Alle donne che sanno prendersi cura – VIDEO

Se ci sono donne che vorremmo festeggiare in questo 8 marzo 2021 funestato ancora tanto pesantemente dalla pandemia al primo posto vorremmo mettere le tante figure femminili che abbiamo incontrato in questi mesi nei luoghi di cura.

Le tante infermiere le dottoresse  che abbiamo visto accanto a primari in genere uomini negli ospedali al Delta al SS. Annunziata di Cento, al Sant’Anna, che a natale ci hanno mostrato assieme ai lori occhi stanchi sul volto copertodalle mascherine l’albero di natale a cui non hanno voluto rinunciare per immettere un po’ di aria di famiglia nella solitudine di chi era ricoverato.

Le Operatrici sociosanitarie (OSS), le inservienti, le operatrici delle residenze che ospitano i nostri anziani di cui si prendono cura spesso al di là di ogni dovere contrattuale.

A Ferrara, da luglio, la sanita ha ai suoi massimi vertici due donne, Paola Bardasi e Monica Calamai. Sono le prime da festeggiare in modo simbolico per il carico di responsabilità che si sono assunte all’atto della nomina a questa loro non facile carica.

Accanto a loro mettiamo le giovani operatrici delle Usca, le infermiere che accolgono e vaccinano la popolazione in Fiera a Ferrara, alla Pandurera a Cento e da oggi a Codigoro  e ad Argenta, nelle Case della Salute e negli spazi che incarnano le nostre speranze e  il desiderio  di vincere l’odioso virus.

Sono le donne che da Ferrara come nel resto del Paese testimoniano il valore del prendersi cura, che è qualcosa di più del curare e che dovrebbe esprimere oggi più che mai l’essenza stessa e la qualità di ogni lavoro.

In politica, in azienda, nelle redazioni, nei servizi, nei luoghi dell’arte e del divertimento, in fabbrica e nelle campagne, dove lavorare dovrebbe finalmente equivalere a prendersi cura non solo della propria carriera, ma delle comunità, dell’ambiente, dei clienti, del pubblico, dell’economia e dello sviluppo buono sicuro e ordinato delle nostre città.

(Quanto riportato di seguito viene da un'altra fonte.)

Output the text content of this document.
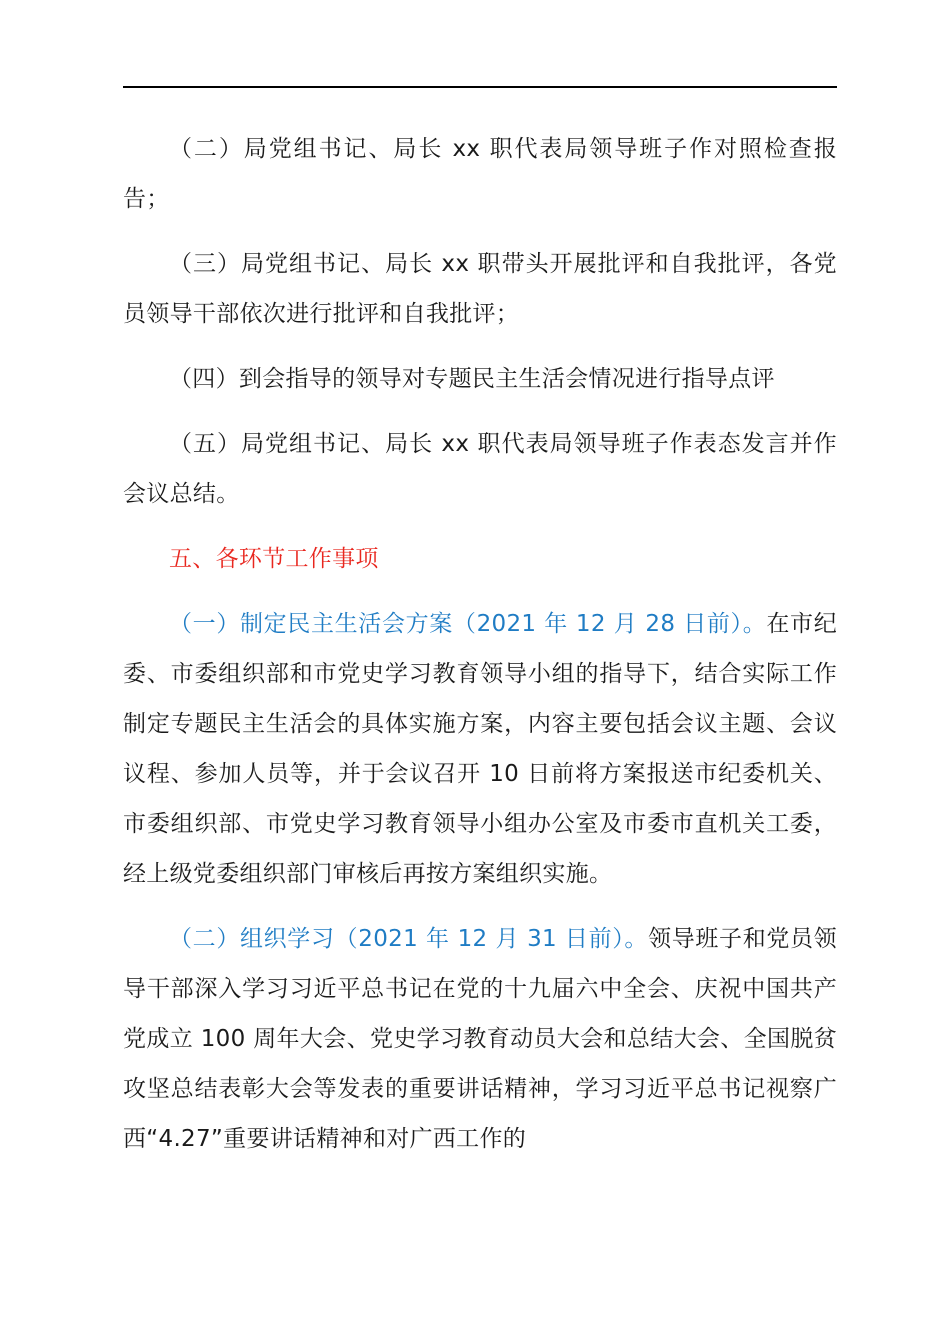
（二）局党组书记、局长 xx 职代表局领导班子作对照检查报告；

（三）局党组书记、局长 xx 职带头开展批评和自我批评，各党员领导干部依次进行批评和自我批评；

（四）到会指导的领导对专题民主生活会情况进行指导点评

（五）局党组书记、局长 xx 职代表局领导班子作表态发言并作会议总结。

五、各环节工作事项

（一）制定民主生活会方案（2021 年 12 月 28 日前）。在市纪委、市委组织部和市党史学习教育领导小组的指导下，结合实际工作制定专题民主生活会的具体实施方案，内容主要包括会议主题、会议议程、参加人员等，并于会议召开 10 日前将方案报送市纪委机关、市委组织部、市党史学习教育领导小组办公室及市委市直机关工委，经上级党委组织部门审核后再按方案组织实施。

（二）组织学习（2021 年 12 月 31 日前）。领导班子和党员领导干部深入学习习近平总书记在党的十九届六中全会、庆祝中国共产党成立 100 周年大会、党史学习教育动员大会和总结大会、全国脱贫攻坚总结表彰大会等发表的重要讲话精神，学习习近平总书记视察广西“4.27”重要讲话精神和对广西工作的
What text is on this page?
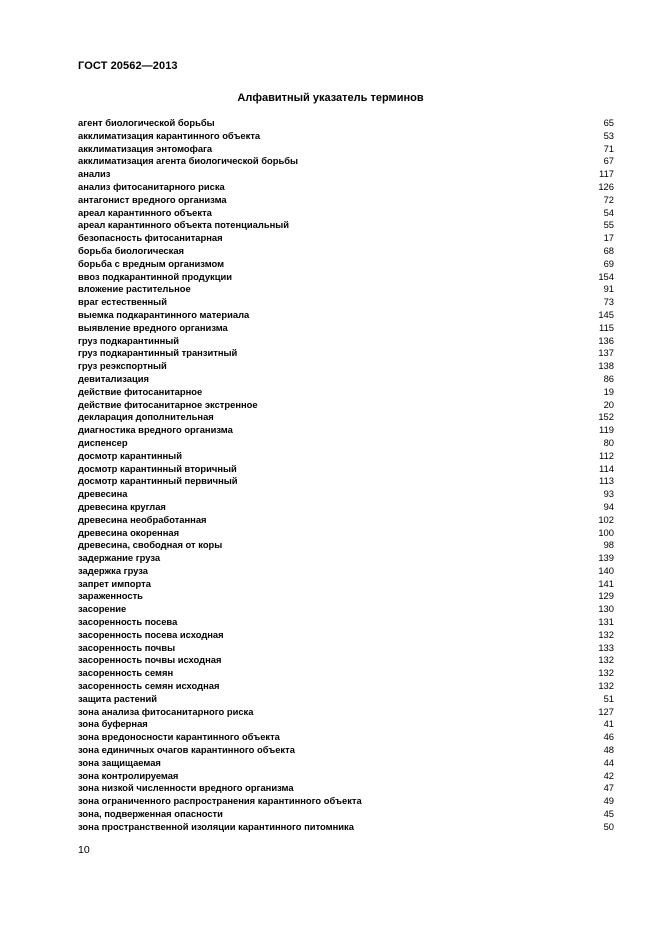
ГОСТ 20562—2013
Алфавитный указатель терминов
агент биологической борьбы	65
акклиматизация карантинного объекта	53
акклиматизация энтомофага	71
акклиматизация агента биологической борьбы	67
анализ	117
анализ фитосанитарного риска	126
антагонист вредного организма	72
ареал карантинного объекта	54
ареал карантинного объекта потенциальный	55
безопасность фитосанитарная	17
борьба биологическая	68
борьба с вредным организмом	69
ввоз подкарантинной продукции	154
вложение растительное	91
враг естественный	73
выемка подкарантинного материала	145
выявление вредного организма	115
груз подкарантинный	136
груз подкарантинный транзитный	137
груз реэкспортный	138
девитализация	86
действие фитосанитарное	19
действие фитосанитарное экстренное	20
декларация дополнительная	152
диагностика вредного организма	119
диспенсер	80
досмотр карантинный	112
досмотр карантинный вторичный	114
досмотр карантинный первичный	113
древесина	93
древесина круглая	94
древесина необработанная	102
древесина окоренная	100
древесина, свободная от коры	98
задержание груза	139
задержка груза	140
запрет импорта	141
зараженность	129
засорение	130
засоренность посева	131
засоренность посева исходная	132
засоренность почвы	133
засоренность почвы исходная	132
засоренность семян	132
засоренность семян исходная	132
защита растений	51
зона анализа фитосанитарного риска	127
зона буферная	41
зона вредоносности карантинного объекта	46
зона единичных очагов карантинного объекта	48
зона защищаемая	44
зона контролируемая	42
зона низкой численности вредного организма	47
зона ограниченного распространения карантинного объекта	49
зона, подверженная опасности	45
зона пространственной изоляции карантинного питомника	50
10
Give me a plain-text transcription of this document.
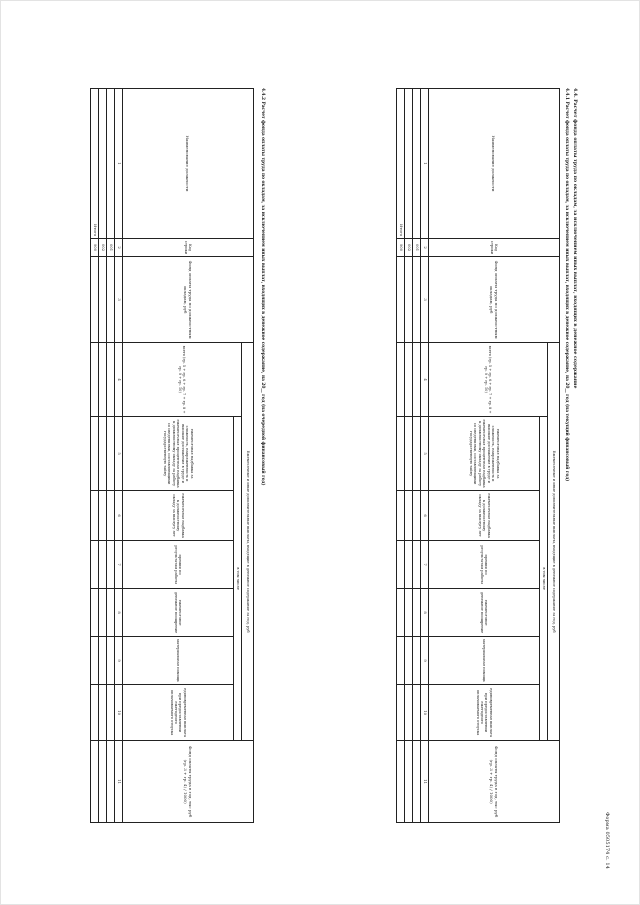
Форма 0505174 с. 14
4.4. Расчет фонда оплаты труда по окладам, за исключением иных выплат, входящих в денежное содержание
4.4.1 Расчет фонда оплаты труда по окладам, за исключением иных выплат, входящих в денежное содержание, на 20__ год (на текущий финансовый год)
Наименование должности	Код строки	Фонд оплаты труда по должностным окладам, руб	Ежемесячные и иные дополнительные выплаты, входящие в денежное содержание за год, руб							Фонд оплаты труда в год, тыс руб (гр. 3 + гр. 4) / 1000)
			всего (гр. 5 + гр. 6 + гр. 7 + гр. 8 + гр. 9 + гр. 10)	в том числе						
				ежемесячная надбавка за сложность, напряженность и высокие достижения в труде и ежемесячная процентная надбавка к должностному окладу за работу со сведениями, составляющими государственную тайну	ежемесячная надбавка к должностному окладу за выслугу лет	премии по результатам работы	ежемесячное денежное поощрение	материальная помощь	единовременная выплата при предоставлении ежегодного оплачиваемого отпуска	
1	2	3	4	5	6	7	8	9	10	11
	001									
	002									
Итого	900									
4.4.2 Расчет фонда оплаты труда по окладам, за исключением иных выплат, входящих в денежное содержание, на 20__ год (на очередной финансовый год)
Наименование должности	Код строки	Фонд оплаты труда по должностным окладам, руб	Ежемесячные и иные дополнительные выплаты, входящие в денежное содержание за год, руб							Фонд оплаты труда в год, тыс руб (гр. 3 + гр. 4) / 1000)
			всего (гр. 5 + гр. 6 + гр. 7 + гр. 8 + гр. 9 + гр. 10)	в том числе						
				ежемесячная надбавка за сложность, напряженность и высокие достижения в труде и ежемесячная процентная надбавка к должностному окладу за работу со сведениями, составляющими государственную тайну	ежемесячная надбавка к должностному окладу за выслугу лет	премии по результатам работы	ежемесячное денежное поощрение	материальная помощь	единовременная выплата при предоставлении ежегодного оплачиваемого отпуска	
1	2	3	4	5	6	7	8	9	10	11
	001									
	002									
Итого	900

Un prendersi cura che diventa  emblematico quando e’ rivolto a chi e’ piu fragile e  perciò diventa lavoro nobile, altruistico, difficile, purtroppo poco riconosciuto e spesso nell’opinione pubblica di  serie B. sottopagato, sottovalutato, dato per scontato.

C’è poi quello delle donne che si prendono cura della casa, della famiglia, dei loro bambini, dei loro genitori, in questi mesi impegnate a gestire una  vita domestica nuova, senza poter contare come prima sulla scuola, e ,per chi ha figli o persone care affette da disabilità, senza poter contare su chi possa aiutarle per una parte almeno della loro faticose giornate.cona ospedale

Molte di loro sono a casa perché hanno perso il lavoro.

Dedichiamo a tutte loro questa Giornata Internazionale della Dnna, nell’augurio di ricordarci di loro anche quando questa tempesta sarà passata.

Con loro ricordiamoci anche delle donne invisibili e preziose  della ricerca , chiuse nei loro laboratori , ricordiamoci delle insegnanti per la cura che si prendono dei nostri ragazzi, delle badanti che accudiscono, lontano dalle loro famiglie,  i nostri anziani

Dedichiamo loro questa “festa”, non solo perchè se lo meritano, ma per la grande dignità con cui fanno un lavoro quotidiano, senza encomi,  nè incentivi e men che meno applausi, con i quali, invece, oggi, idealmente,  vogliamo salutarle.